Por sua vez, a capacidade refere-se à habilidade do indivíduo de realizar atos que são importantes e valiosos para ele próprio, ou seja, ações que proporcionam o seu florescimento humano. Dessa maneira, as capacidades são combinações de estados físicos e mentais que uma pessoa é capaz de ser ou fazer,35 sendo “um conjunto de vetores de funcionamentos, refletindo a liberdade da pessoa para levar um tipo de vida ou outro”,36 representando as várias combinações de funcionamento que uma pessoa pode realizar. Em outras palavras, as capacidades não são apenas oportunidades ou “funcionalidades valiosas, elas são as liberdades de usufruir as funcionalidades”37 para o alcance de determinado projeto de vida. O problema para Sen está centrado no fato de que os indivíduos são diferentes, pari passu, almejam e alcançam diferentes tipos de realização e desenvolvimento. Essas diferenciações entre os seres humanos são tanto de tipos pessoais (sexo, idade, características físicas, psicológicas e mentais) quanto sociais (tais como riqueza, pobreza e responsabilidades herdadas).38 A relação entre igualdade e liberdade que se dá por meio das funcionalidades será a responsável pelas oportunidades e capacidades que engendrarão a escolha social do indivíduo.39 Nesse sentido, “a necessidade de focar as capacidades fica especialmente clara quando consideramos os casos em que os indivíduos se encontram limitados de diversas formas atípicas em função da própria estrutura da sociedade”,40 como no caso das sociedades que impediam negros de estudar e que, por isso, necessitarão de esforços extras para o letramento desses.41

Sen diminui o valor dado às instituições sociais básicas para frisar que, para a efetivação da justiça, mais do que ter acesso a esses bens, os indivíduos necessitam ter a real liberdade de escolha, o que lhes proporcionará desenvolvimento. Segundo Sem,

o desenvolvimento pode ser visto, argumenta-se aqui, como um processo de expansão das liberdades reais de que desfrutam as pessoas. Enfocar a liberdade humana contrasta com concepções mais estreitas do desenvolvimento, como as que o identificam com o crescimento do produto nacional bruto ou com o aumento da renda pessoal, ou com a industrialização, ou com o avanço tecnológico, ou com a modernização social. Ver o desenvolvimento em termos da expansão das liberdades substantivas dirige a atenção para os fins que tornam o desenvolvimento importante, antes que meramente para os meios, que, inter alia, cumprem parte proeminente no processo.42

É possível perceber que apenas a garantia de igualdade material é insuficiente ao progresso humano, pois ela, de per si, não é capaz de proporcionar a realização dos projetos de vida dos indivíduos. Para essa concretização, é necessário o desenvolvimento das capacidades e funcionamentos que proporcionarão a condição real de realização pessoal. Nesse sentido, a igualdade de oportunidades e escolhas envolve não somente a disponibilidade de recursos, mas o acesso das pessoas a esses recursos, que dependerão das habilidades individuais, haja vista que esses talentos são considerados por Sen como limitantes da liberdade substantiva de ter e fazer escolhas e, por conseguinte, de lutar por seus desejos. Diante disso, as oportunidades reais dos agentes vale mais que os recursos em si, apesar destes últimos limitarem os objetivos.

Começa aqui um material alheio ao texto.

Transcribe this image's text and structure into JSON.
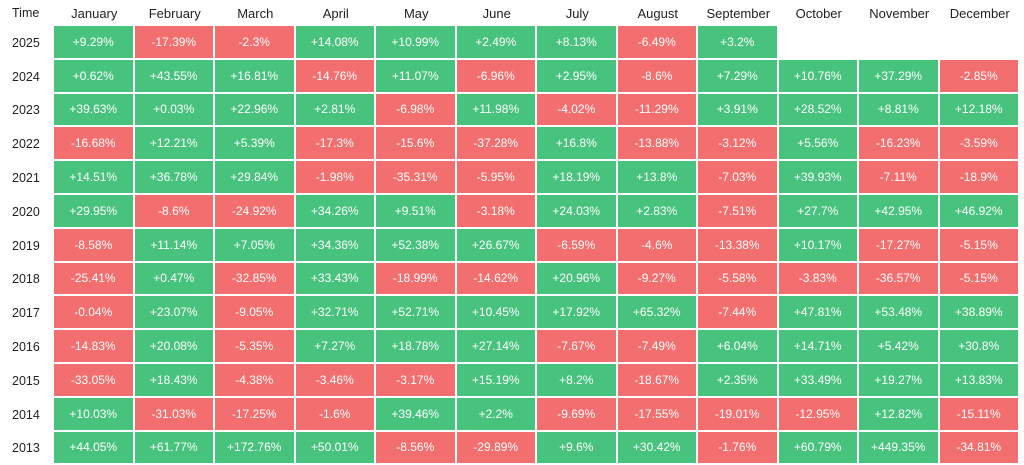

As realizações sociais (capacidades/exigências deontológicas) serão avaliadas com relação à capacidade que as pessoas, de fato, têm e não com relação às suas utilidades ou felicidade. O desenvolvimento humano visa à vida com escolhas genuínas, como poder fazer, deixar de fazer, escolher ou abandonar. Nesse sentido, as oportunidades reais são medidas por funções que são valoradas por recursos, talentos, condicionamentos, direitos, expectativas, escolhas anteriores, ações individuais, autoestima, poder de iniciativa, voz na comunidade.

Por outro lado, os governos e a pobreza podem fazer com que as pessoas percebam suas privações distorcidamente, não podendo, assim, fazer a escolha que, de fato, gostariam. Nessa perspectiva, cabe a intervenção das instituições como requer Smith. Nessa perspectiva, quanto maior for o pacote de oportunidades maior será a liberdade individual, que, por sua vez, determinará aquilo que queremos e valorizamos.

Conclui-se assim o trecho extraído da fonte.